I’m from an academic background, and so I like footnotes. I prefer a book have endnotes, or at least a bibliography. I’ve given certain books rather bad reviews because they didn’t have any notes in cases where the lack of notes made me skeptical that the things in the book happened.But having worked for book publishers and with book publishers, I know the reality of the situation, which that non-fiction books written by non-academics that have good footnotes footnotes are the exception, not the rule. Publishers do not like printing footnotes; they consider those extra pages a waste of money. Editors do not like dealing with footnotes; it makes their jobs more difficult, since they might have to actually check them. And journalists who have never used them in newspapers or magazines often treat even the idea of footnotes with disdain.It’s true that in newspapers, journalists usually attribute quotes that were gotten by another publication to that publication. But I almost never see this in books. I’ve seen books that have almost nothing but quotes from primary sources that don’t mention anything about where they came from. The fact that “everybody does it” does not, of course, make something right. But let’s not pretend that what was done here is anything other than the norm. Personally, I’d prefer that every non-fiction author do footnotes in the style of a Robert Caro, and I always take a non-fiction book without footnotes less seriously. I wish that most journalists did not think that footnotes are unnecessary. I wish that most publishers care about footnotes. I ‘d like to see pressure put on publishers to include footnotes. I’d say that a boycott by major media outlets of books that need footnotes but don’t have them would be a good thing. But the sad reality is these days I sometimes have to fight for books to have indexes, because publishers are starting to consider even those extra pages to be wasted money. Not to mention the even sadder reality that so many are okay with the use of fiction in non-fiction if the fictional material comes from a “place of truth.”

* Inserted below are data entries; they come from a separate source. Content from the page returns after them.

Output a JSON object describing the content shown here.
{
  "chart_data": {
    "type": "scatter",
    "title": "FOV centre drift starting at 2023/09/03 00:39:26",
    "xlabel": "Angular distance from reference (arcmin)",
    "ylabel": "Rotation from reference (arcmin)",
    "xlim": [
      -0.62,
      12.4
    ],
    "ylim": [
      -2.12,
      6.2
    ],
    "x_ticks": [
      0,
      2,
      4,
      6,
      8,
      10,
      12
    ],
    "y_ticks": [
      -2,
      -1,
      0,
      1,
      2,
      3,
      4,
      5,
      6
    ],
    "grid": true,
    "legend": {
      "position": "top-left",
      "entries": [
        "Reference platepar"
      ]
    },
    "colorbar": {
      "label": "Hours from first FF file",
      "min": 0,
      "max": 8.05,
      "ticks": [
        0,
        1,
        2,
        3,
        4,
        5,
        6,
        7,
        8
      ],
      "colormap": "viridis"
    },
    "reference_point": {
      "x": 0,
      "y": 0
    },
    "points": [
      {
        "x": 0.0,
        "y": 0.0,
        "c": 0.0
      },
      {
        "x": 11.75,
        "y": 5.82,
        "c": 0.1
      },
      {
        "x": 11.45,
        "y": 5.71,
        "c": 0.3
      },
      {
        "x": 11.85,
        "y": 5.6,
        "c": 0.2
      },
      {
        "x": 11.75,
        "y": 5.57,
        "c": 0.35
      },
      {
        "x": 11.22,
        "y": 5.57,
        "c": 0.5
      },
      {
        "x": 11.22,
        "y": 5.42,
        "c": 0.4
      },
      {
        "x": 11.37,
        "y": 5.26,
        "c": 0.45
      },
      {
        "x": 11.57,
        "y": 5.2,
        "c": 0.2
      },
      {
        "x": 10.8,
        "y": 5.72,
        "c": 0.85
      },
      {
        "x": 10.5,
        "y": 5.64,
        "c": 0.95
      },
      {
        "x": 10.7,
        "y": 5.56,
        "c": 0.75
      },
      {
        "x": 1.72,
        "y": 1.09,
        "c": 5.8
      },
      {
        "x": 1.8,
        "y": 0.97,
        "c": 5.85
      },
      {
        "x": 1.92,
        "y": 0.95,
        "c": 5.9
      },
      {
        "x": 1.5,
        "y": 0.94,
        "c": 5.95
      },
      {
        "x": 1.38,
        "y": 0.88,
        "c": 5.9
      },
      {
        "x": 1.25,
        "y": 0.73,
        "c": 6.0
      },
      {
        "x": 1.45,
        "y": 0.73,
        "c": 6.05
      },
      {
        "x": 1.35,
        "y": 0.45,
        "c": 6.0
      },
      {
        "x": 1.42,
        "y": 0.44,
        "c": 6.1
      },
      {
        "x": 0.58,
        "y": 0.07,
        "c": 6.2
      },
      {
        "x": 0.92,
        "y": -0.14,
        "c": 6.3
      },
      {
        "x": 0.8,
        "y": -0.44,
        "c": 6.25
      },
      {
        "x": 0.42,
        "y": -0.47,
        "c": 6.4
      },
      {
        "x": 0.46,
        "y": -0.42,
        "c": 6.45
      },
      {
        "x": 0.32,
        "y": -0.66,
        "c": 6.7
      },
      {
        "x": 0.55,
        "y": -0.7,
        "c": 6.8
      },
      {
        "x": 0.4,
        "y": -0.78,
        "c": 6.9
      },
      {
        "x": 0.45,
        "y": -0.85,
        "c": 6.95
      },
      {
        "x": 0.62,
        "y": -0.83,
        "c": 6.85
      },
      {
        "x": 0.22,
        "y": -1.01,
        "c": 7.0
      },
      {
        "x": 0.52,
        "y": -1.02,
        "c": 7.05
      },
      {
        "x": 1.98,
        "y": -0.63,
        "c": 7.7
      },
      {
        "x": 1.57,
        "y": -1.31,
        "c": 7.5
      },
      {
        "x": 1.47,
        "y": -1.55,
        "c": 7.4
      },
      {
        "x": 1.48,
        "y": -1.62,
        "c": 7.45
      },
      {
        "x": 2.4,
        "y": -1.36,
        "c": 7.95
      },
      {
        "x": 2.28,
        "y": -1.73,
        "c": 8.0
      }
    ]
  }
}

Dan, I think I agree with you about the existence of similar books that have exactly the same lack of citation. Personally I can’t remember the last non-fiction book I read that had that problem. I don’t think anyone here is saying he broke a law, its a criticism that either is or isn’t legitimate. I don’t think the fact that other examples can be brought up delegitimatizes the criticism in principal. The fact that publishers have seen fit to accept the practice doesn’t mean that the criticism is any less relevant, unless the only standard we want to hold up as acceptable is ‘what other people do’. That is a child’s plea to ones parents when forbidden from something desired (‘But mooooommmm… all the other kids get to do it’).
One big complaint about not having the footnotes…If you’re quoting from some other publication, how do you know the other publication got it right?You’ve gone on and on and on and on and on about the whole Middleborough vote. “Middleborough voted for casinos”. It’s been reported in most every paper that way. It must be right, right? So I should be able to quote it in my book|article|whatever.You can’t have it both ways.
The footnotes in Walter Isaacson’s “Einstein” serve as a teaching tool to his fascinating book; David McCullough’s index, bibliography and source notes in “John Adams” kill a few trees and silence any critics; likewise for David Herbert Donald’s “Lincoln.” If you study these masters, you’ll stop arguing and see the logic and beauty in living by a code of honesty.FOOTNOTE: I’ve worked with John and admire his knowledge. I blame his editor for not demanding accountability.